Their opposite attitudes toward food were frustrating for my future wife, but were tolerated in the spirit of true friendship.

My girlfriend had shared with me her amusement at the housemate’s tendency to leave large amounts of “debris” on her plate.

The term “debris” was the housemate’s. As soon as hunger was even slightly satisfied, her mind turned anything left on her plate — no matter if it was prime rib, broccoli, German chocolate cake or ice cream — into psychologically inedible debris (noun: the remains of anything broken down or destroyed, ruins, rubble).

So the morning I shared breakfast with her at a midscale chain breakfast restaurant, I cleaned my plate. She finished in the same time span, but more than half her omelet and most of her toast had been carved and mashed into a miniature wasteland of debris, a war-torn quagmire of yolk and crumbs.

If I’d had her attitude toward food, I would have been slimmer most of my life.

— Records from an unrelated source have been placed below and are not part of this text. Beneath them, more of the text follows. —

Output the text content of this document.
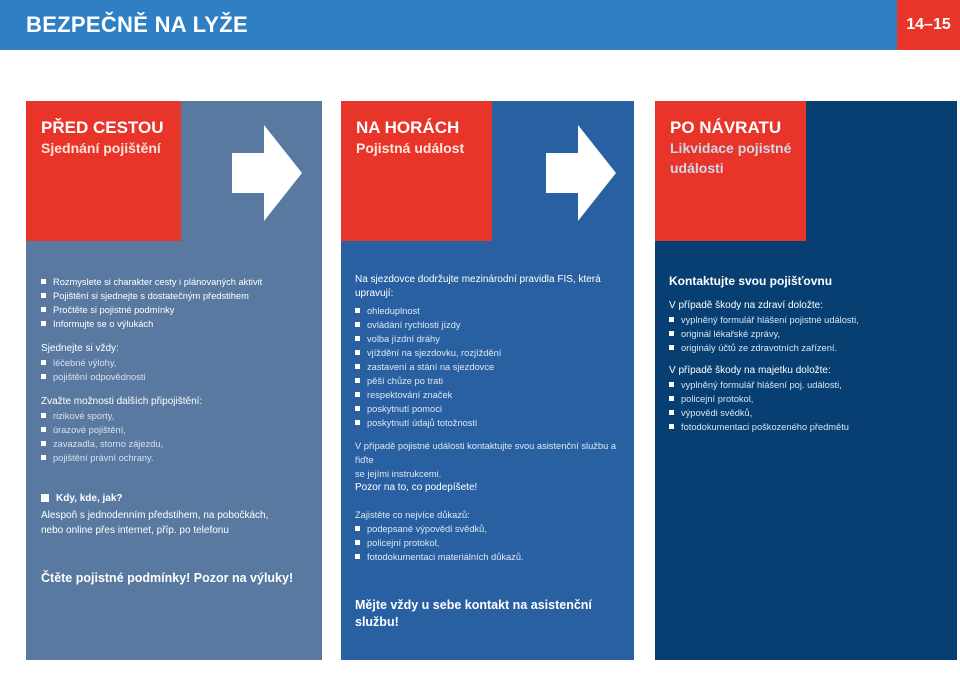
BEZPEČNĚ NA LYŽE	14–15
PŘED CESTOU
Sjednání pojištění
Rozmyslete si charakter cesty i plánovaných aktivit
Pojištění si sjednejte s dostatečným předstihem
Pročtěte si pojistné podmínky
Informujte se o výlukách
Sjednejte si vždy:
léčebné výlohy,
pojištění odpovědnosti
Zvažte možnosti dalších připojištění:
rizikové sporty,
úrazové pojištění,
zavazadla, storno zájezdu,
pojištění právní ochrany.
Kdy, kde, jak?
Alespoň s jednodenním předstihem, na pobočkách,
nebo online přes internet, příp. po telefonu
Čtěte pojistné podmínky! Pozor na výluky!
NA HORÁCH
Pojistná událost
Na sjezdovce dodržujte mezinárodní pravidla FIS, která
upravují:
ohleduplnost
ovládání rychlosti jízdy
volba jízdní dráhy
vjíždění na sjezdovku, rozjíždění
zastavení a stání na sjezdovce
pěší chůze po trati
respektování značek
poskytnutí pomoci
poskytnutí údajů totožnosti
V případě pojistné události kontaktujte svou asistenční službu a řiďte
se jejími instrukcemi.
Pozor na to, co podepíšete!
Zajistěte co nejvíce důkazů:
podepsané výpovědi svědků,
policejní protokol,
fotodokumentaci materiálních důkazů.
Mějte vždy u sebe kontakt na asistenční
službu!
PO NÁVRATU
Likvidace pojistné události
Kontaktujte svou pojišťovnu
V případě škody na zdraví doložte:
vyplněný formulář hlášení pojistné události,
originál lékařské zprávy,
originály účtů ze zdravotních zařízení.
V případě škody na majetku doložte:
vyplněný formulář hlášení poj. události,
policejní protokol,
výpovědi svědků,
fotodokumentaci poškozeného předmětu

But I and many other Americans struggle daily to control our appetites and lose weight. That’s why the weight-loss industry is big business. Diet plans, gyms, exercise equipment and low-calorie foods all have a ready market in people striving to lose weight.

Unlike my brother-in-law, I eat my peas — all of them.

But I try to keep my distance from fattening things like bread, pie and potatoes. And if such things do somehow land in front of me, I turn the psychological screws and will myself to consider them just a pile of inedible debris.